Synthesis of lithium zinc ceramics with a high saturation magnetization and a low ferromagnetic resonance line-width via two-step sintering strategy using low temperature co-fired ceramic technology

Abstract

Abstract Lithium zinc ferrite (Li0·435Zn0·26Mn0·06Ti0.1BiyFe2.155-yO4) with a high saturation magnetization (Ms) and a low ferromagnetic resonance line-width ( Δ H ) was successfully synthesized by Low Temperature Co-Fired Ceramic (LTCC) technology using a two-step sintering strategy.

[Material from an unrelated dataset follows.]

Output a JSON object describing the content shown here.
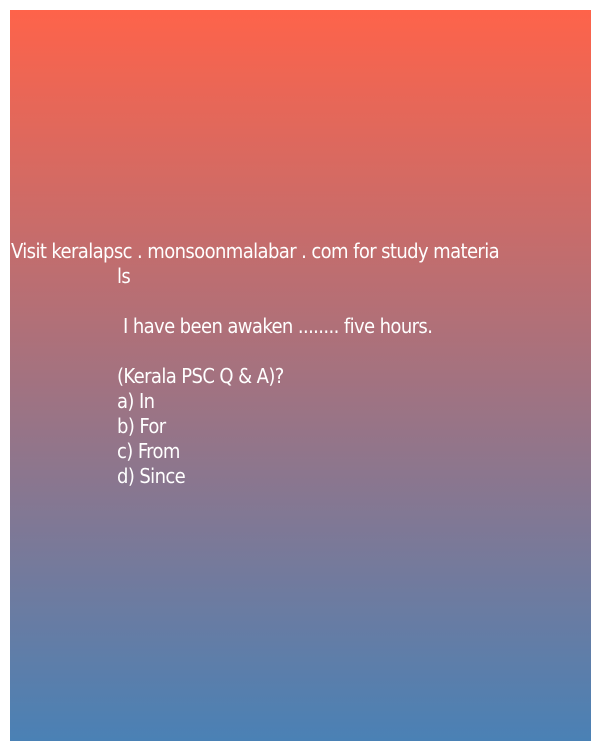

In the pre-sintering stage, the optimal amount of active agent (Bi2O3) was added to LiZnMnTi ferrite to reduce reaction activation energy and promote grain growth at low temperature. SEM revealed that active agent effectively reduced critical sintering temperature to 920 °C and promoted grain growth at low temperature. During the final sintering process, various amount of V2O5 additive was added to make up the defect of asymmetrical grain growth caused by imbalances between grain growth and boundary diffusion from the influence of Bi2O3. It not only further promoted grain growth, but also greatly improved grain uniformity, reduced defects and increased material density. Finally, LiZnMnTi ferrite with a high Ms (353 kA/m), a low Δ H (182Oe), and a large average grain size (∼8 μm) was successfully synthesized by adding an optimal amount of V2O5 (0.6 wt%).